当時16歳。平戸の中野国民学校を卒業後、福岡の海員養成所を経て日本郵船神戸支店の船員になっていた。兵員輸送用に建造されていた「鶴岡丸」受け取りのため、しばらく長崎市万屋町の旅館に滞在していた。あの日は暑い朝だった。建造先の三菱重工長崎造船所に向かうため、元船町の浮桟橋まで歩いてきていた。

桟橋近くには同僚3人のほか、知り合いの荷揚げ作業員がいたのを覚えている。私は半袖に長ズボン、作業員は上半身裸で仕事をしていた。

迎えの船を待とうと、桟橋に腰掛けた時だった。赤黒い閃光(せんこう)が走り、浦上方面が真っ黒に煙っているのが目に入った。驚いて5、6歩走ったところで爆風に見舞われ、海に飛ばされた。

数十秒は海中にいただろうか。必死に桟橋まで泳ぎ戻ったが、同僚や作業員の姿は消えていた。身に着けていた腕時計の針は、(原爆投下時刻から1分後の)11時3分を指して止まっていた。浦上方面に向いていた右腕や顔は大やけどを負った。海中にいたため、熱風を吸い込まなかったのが命拾いにつながったと思っている。

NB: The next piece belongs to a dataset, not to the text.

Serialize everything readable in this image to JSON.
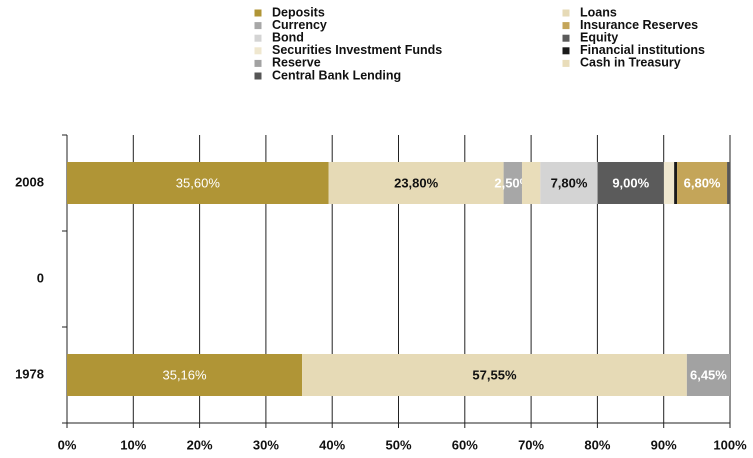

旅館に戻る途中、立ち寄った防空壕(ごう)の中で、作業員を見つけた。腰から上が焼けただれ、うめき声を上げて転げまわっていた。旅館は屋根が飛ばされていたため、5日間ほど風頭山の墓地で過ごし、担架で救護所になっていた長崎高商(現在の長崎大経済学部)の講堂に運ばれた。

むしろを敷いた講堂には負傷者が並べられ、次々と息を引き取った。講堂にいた40日間で隣の7人が死亡。窓の外には、火葬される煙が幾筋も見えた。

平戸の実家に戻ると、焼け焦げた顔に最初は家族も戸惑ったが、名前を告げると泣いて喜んでくれた。今も夏になるたび、ケロイドになった腕がうずくが、生きていてよかったと実感している。
<私の願い>
絶対に戦争を起こしてはいけない。外交や宗教の力で、争いが起きないよう解決するべきだ。しかし、現在の日本も多くの自殺者や交通事故死亡者がおり、決して平和とは言えないだろう。「人を殺してはいけない」「授かった命を大切にする」という道徳教育を全国で推し進めてほしい。